The eagerly awaited document should show how resilient Britain’s energy supplies are over the coming months. An early view, published in August, showed the UK should be able to meet its energy demand in the coming months. However, since then Norway has indicated it may prioritise supplying its domestic market over exporting power.

National Grid has doubled the length of its annual emergency gas shortage drill from two to four days this year.

Government analysis has predicted Britain could experience power cuts for four days in January if there were gas shortages and the weather was particularly severe.

Although European countries have made good progress in filling up gas storage facilities and reducing consumption, there are concerns over supplies and high prices through next year.

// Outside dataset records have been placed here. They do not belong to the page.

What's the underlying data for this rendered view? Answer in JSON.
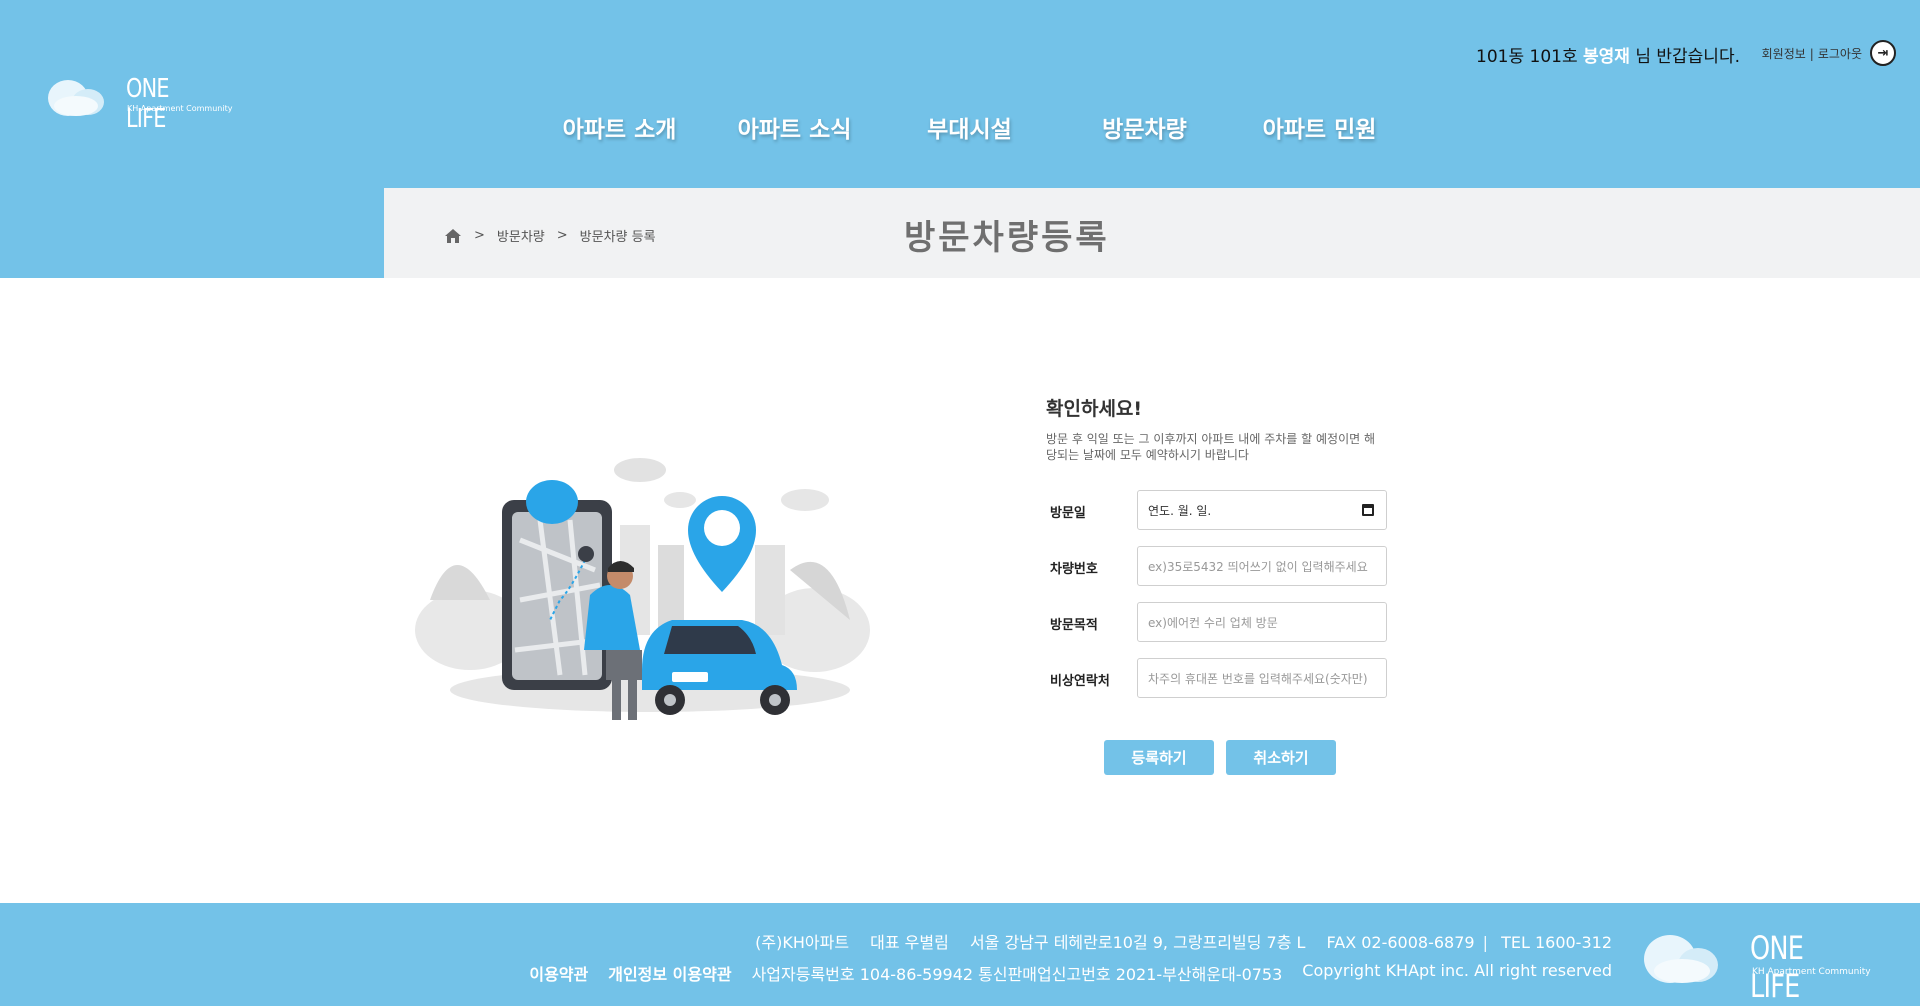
{
  "brand": {
    "name": "ONE LIFE",
    "tagline": "KH Apartment Community"
  },
  "header": {
    "greeting_prefix": "101동 101호 ",
    "user_name": "봉영재",
    "greeting_suffix": " 님 반갑습니다.",
    "member_info": "회원정보",
    "logout": "로그아웃",
    "nav": [
      "아파트 소개",
      "아파트 소식",
      "부대시설",
      "방문차량",
      "아파트 민원"
    ]
  },
  "breadcrumb": {
    "home_icon": "home-icon",
    "sep": ">",
    "level1": "방문차량",
    "level2": "방문차량 등록"
  },
  "page_title": "방문차량등록",
  "form": {
    "heading": "확인하세요!",
    "notice": "방문 후 익일 또는 그 이후까지 아파트 내에 주차를 할 예정이면 해당되는 날짜에 모두 예약하시기 바랍니다",
    "fields": {
      "visit_date": {
        "label": "방문일",
        "value": "연도. 월. 일."
      },
      "car_number": {
        "label": "차량번호",
        "placeholder": "ex)35로5432 띄어쓰기 없이 입력해주세요"
      },
      "purpose": {
        "label": "방문목적",
        "placeholder": "ex)에어컨 수리 업체 방문"
      },
      "contact": {
        "label": "비상연락처",
        "placeholder": "차주의 휴대폰 번호를 입력해주세요(숫자만)"
      }
    },
    "submit": "등록하기",
    "cancel": "취소하기"
  },
  "footer": {
    "company": "(주)KH아파트",
    "ceo": "대표 우별림",
    "address": "서울 강남구 테헤란로10길 9, 그랑프리빌딩 7층 L",
    "fax": "FAX 02-6008-6879",
    "tel": "TEL 1600-312",
    "terms": "이용약관",
    "privacy": "개인정보 이용약관",
    "biz_no": "사업자등록번호 104-86-59942 통신판매업신고번호 2021-부산해운대-0753",
    "copyright": "Copyright KHApt inc. All right reserved"
  },
  "colors": {
    "primary": "#73c2e8",
    "band": "#f1f2f3",
    "title_gray": "#6f6f6f",
    "illustration_blue": "#2aa5e8"
  }
}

Last week, the Nord Stream Russian gas pipelines under the Baltic Sea were damaged, with Russian sabotage suspected.

European governments have attempted to cut consumption through various methods, including banning hot showers in parts of Germany, and ministers in France wearing warm clothes to send a message to consumers.

A UK industry source said: “The government has resisted telling consumers what to do up to now but they’ve looked at what is happening in Europe and decided to be more cautious. There is still a debate over who is best to offer guidance to households – government, suppliers or network operators.”

However, any messaging campaign will jar with the prime minister, Liz Truss’s, libertarian principles, and her insistence at the Conservative party conference: “I’m not going to tell you how to live your life”.

Asked during the leadership campaign, when asked whether she would rule out energy rationing, Truss said: “I do rule that out. Yes.”

A full-scale campaign could involve spending some of the £930m advertising spending budget that Truss has earmarked to use in the run-up to the next general election.

The UK is far less reliant than some European countries on Russian gas but the scramble for supplies caused by the war in Ukraine has threatened to have a knock-on effect on supplies into Britain.

Jacob Rees-Mogg, the business sectretary, is reportedly negotiating deals with two gas exporting countries, Qatar and Norway, over long-term supply contracts that would commit the UK to buying gas in large quantities at an agreed price for more than a decade. That is likely to spark concerns that the UK’s net zero decarbonisation goals could be at risk.

The government has also signed deals with power generators, including Drax and EDF, to keep their coal-fired operations on standby this winter.

Truss caused confusion last week when she appeared to imply that households would not pay more than £2,500 a year on their energy bills, regardless of their usage. In fact, that figure relates to a typical bill for an average household.

National Grid declined to comment. The business department did not respond to a request for comment.